Storage

Azure

These modules outline how to interact with Azure data stores, specifically Azure Blob Storage and Azure Data Lakes.

papermill.abs module

papermill.adl module

AWS

This module shows how to interact with AWS S3 data stores.

papermill.s3 module

Utilities for working with S3.

class papermill.s3.Bucket(name, service=None)

Bases: object

Represents a Bucket of storage on S3

Parameters
  • name (string) – name of the bucket

  • service (string, optional (Default is None)) – name of a service resource, such as SQS, EC2, etc.

list(prefix='', delimiter=None)

Limits a list of Bucket’s objects based on prefix and delimiter.

class papermill.s3.Key(bucket, name, size=None, etag=None, last_modified=None, storage_class=None, service=None)

Bases: object

A key that represents a unique object in an S3 Bucket.

Represents a file or stream.

Parameters
  • bucket (object) – A bucket of S3 storage

  • name (string) – representative name of the bucket

  • size (???, optional (Default is None)) –

  • etag (???, optional (Default is None)) –

  • last_modified (date, optional (Default is None)) –

  • storage_class (???, optional (Default is None)) –

  • service (string, optional (Default is None)) – name of a service resource, such as SQS, EC2, etc.

class papermill.s3.Prefix(bucket, name, service=None)

Bases: object

Represents a prefix used in an S3 Bucket.

Parameters
  • bucket (object) – A bucket of S3 storage

  • name (string) – name of the bucket

  • service (string, optional (Default is None)) – name of a service resource, such as SQS, EC2, etc.

class papermill.s3.S3(keyname=None, *args, **kwargs)

Bases: object

Wraps S3.

Parameters

keyname (TODO) –

The following are wrapped utilities for S3:
  • cat

  • cp_string

  • list

  • list_dir

  • read

cat(source, buffersize=None, memsize=16777216, compressed=False, encoding='UTF-8', raw=False)

Returns an iterator for the data in the key or nothing if the key doesn’t exist.
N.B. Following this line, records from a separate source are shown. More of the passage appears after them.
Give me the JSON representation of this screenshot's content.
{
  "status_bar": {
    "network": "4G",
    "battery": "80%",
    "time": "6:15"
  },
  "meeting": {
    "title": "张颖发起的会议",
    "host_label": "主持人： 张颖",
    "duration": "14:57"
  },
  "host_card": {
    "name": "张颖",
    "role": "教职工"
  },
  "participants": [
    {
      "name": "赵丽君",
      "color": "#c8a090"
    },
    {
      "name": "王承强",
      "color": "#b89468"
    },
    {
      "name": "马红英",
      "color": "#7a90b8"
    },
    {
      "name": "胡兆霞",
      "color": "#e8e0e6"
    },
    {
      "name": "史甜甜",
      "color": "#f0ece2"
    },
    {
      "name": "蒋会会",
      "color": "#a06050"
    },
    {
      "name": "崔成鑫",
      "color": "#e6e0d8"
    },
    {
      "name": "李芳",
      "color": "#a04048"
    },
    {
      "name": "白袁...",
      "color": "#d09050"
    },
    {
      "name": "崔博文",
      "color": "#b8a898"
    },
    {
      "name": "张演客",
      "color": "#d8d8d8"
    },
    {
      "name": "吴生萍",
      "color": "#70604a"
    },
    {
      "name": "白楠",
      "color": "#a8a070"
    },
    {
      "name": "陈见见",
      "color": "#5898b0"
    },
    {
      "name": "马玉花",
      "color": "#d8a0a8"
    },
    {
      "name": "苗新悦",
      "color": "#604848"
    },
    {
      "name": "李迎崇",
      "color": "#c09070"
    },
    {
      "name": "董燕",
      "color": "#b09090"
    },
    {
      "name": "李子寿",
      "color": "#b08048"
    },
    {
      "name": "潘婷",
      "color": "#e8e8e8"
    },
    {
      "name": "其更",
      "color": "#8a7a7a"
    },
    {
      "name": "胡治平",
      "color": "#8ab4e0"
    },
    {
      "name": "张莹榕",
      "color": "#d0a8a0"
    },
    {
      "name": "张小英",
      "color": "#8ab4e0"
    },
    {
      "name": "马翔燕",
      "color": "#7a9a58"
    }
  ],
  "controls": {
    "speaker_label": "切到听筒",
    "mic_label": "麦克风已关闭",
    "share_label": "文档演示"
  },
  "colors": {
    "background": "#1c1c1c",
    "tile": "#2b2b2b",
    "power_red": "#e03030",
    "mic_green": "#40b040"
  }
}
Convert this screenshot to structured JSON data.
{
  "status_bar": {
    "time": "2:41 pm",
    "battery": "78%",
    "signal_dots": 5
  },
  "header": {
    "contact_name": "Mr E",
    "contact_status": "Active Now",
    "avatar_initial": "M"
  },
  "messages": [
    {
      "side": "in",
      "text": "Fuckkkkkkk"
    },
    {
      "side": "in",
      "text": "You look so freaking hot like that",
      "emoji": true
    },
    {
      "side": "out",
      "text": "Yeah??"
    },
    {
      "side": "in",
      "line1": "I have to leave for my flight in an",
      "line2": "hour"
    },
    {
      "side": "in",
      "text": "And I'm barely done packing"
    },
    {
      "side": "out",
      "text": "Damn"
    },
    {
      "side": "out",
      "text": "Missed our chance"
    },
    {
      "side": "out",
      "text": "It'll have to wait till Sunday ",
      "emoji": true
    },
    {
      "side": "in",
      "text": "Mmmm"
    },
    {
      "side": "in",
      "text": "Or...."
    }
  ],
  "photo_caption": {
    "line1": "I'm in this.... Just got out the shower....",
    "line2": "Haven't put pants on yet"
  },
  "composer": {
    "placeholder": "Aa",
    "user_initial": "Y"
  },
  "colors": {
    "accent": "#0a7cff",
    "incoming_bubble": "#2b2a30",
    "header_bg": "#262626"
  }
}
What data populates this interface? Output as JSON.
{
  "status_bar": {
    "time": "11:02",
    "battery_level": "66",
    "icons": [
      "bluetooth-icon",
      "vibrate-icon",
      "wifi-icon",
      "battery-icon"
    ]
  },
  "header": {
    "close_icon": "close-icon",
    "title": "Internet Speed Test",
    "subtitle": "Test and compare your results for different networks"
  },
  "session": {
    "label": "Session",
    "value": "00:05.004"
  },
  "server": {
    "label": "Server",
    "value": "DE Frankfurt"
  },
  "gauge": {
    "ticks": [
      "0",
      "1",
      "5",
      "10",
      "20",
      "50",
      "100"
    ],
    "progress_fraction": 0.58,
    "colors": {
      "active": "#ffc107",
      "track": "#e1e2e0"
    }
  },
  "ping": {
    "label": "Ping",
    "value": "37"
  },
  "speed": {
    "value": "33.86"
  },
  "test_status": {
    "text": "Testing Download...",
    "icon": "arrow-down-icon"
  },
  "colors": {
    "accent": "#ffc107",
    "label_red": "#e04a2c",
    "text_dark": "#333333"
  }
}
Decompresses data on the fly (if compressed is True or key ends with .gz) unless raw is True. Pass None for encoding to skip encoding.

cp_string(source, dest, **kwargs)

Copies source string into the destination location.

Parameters
  • source (string) – the string with the content to copy

  • dest (string) – the s3 location

list(name, iterator=False, **kwargs)

Returns a list of the files under the specified path name must be in the form of s3://bucket/prefix

Parameters
  • keys (optional) – if True then this will return the actual boto keys for files that are encountered

  • objects (optional) – if True then this will return the actual boto objects for files or prefixes that are encountered

  • delimiter (optional) – if set this

  • iterator (optional) – if True return iterator rather than converting to list object

listdir(name, **kwargs)

Returns a list of the files under the specified path.

This is different from list as it will only give you files under the current directory, much like ls.

name must be in the form of s3://bucket/prefix/

Parameters
  • keys (optional) – if True then this will return the actual boto keys for files that are encountered

  • objects (optional) – if True then this will return the actual boto objects for files or prefixes that are encountered

lock = <unlocked _thread.RLock object owner=0 count=0>
read(source, compressed=False, encoding='UTF-8')

Iterates over a file in s3 split on newline.

Yields a line in file.

s3_session = (None, None, None)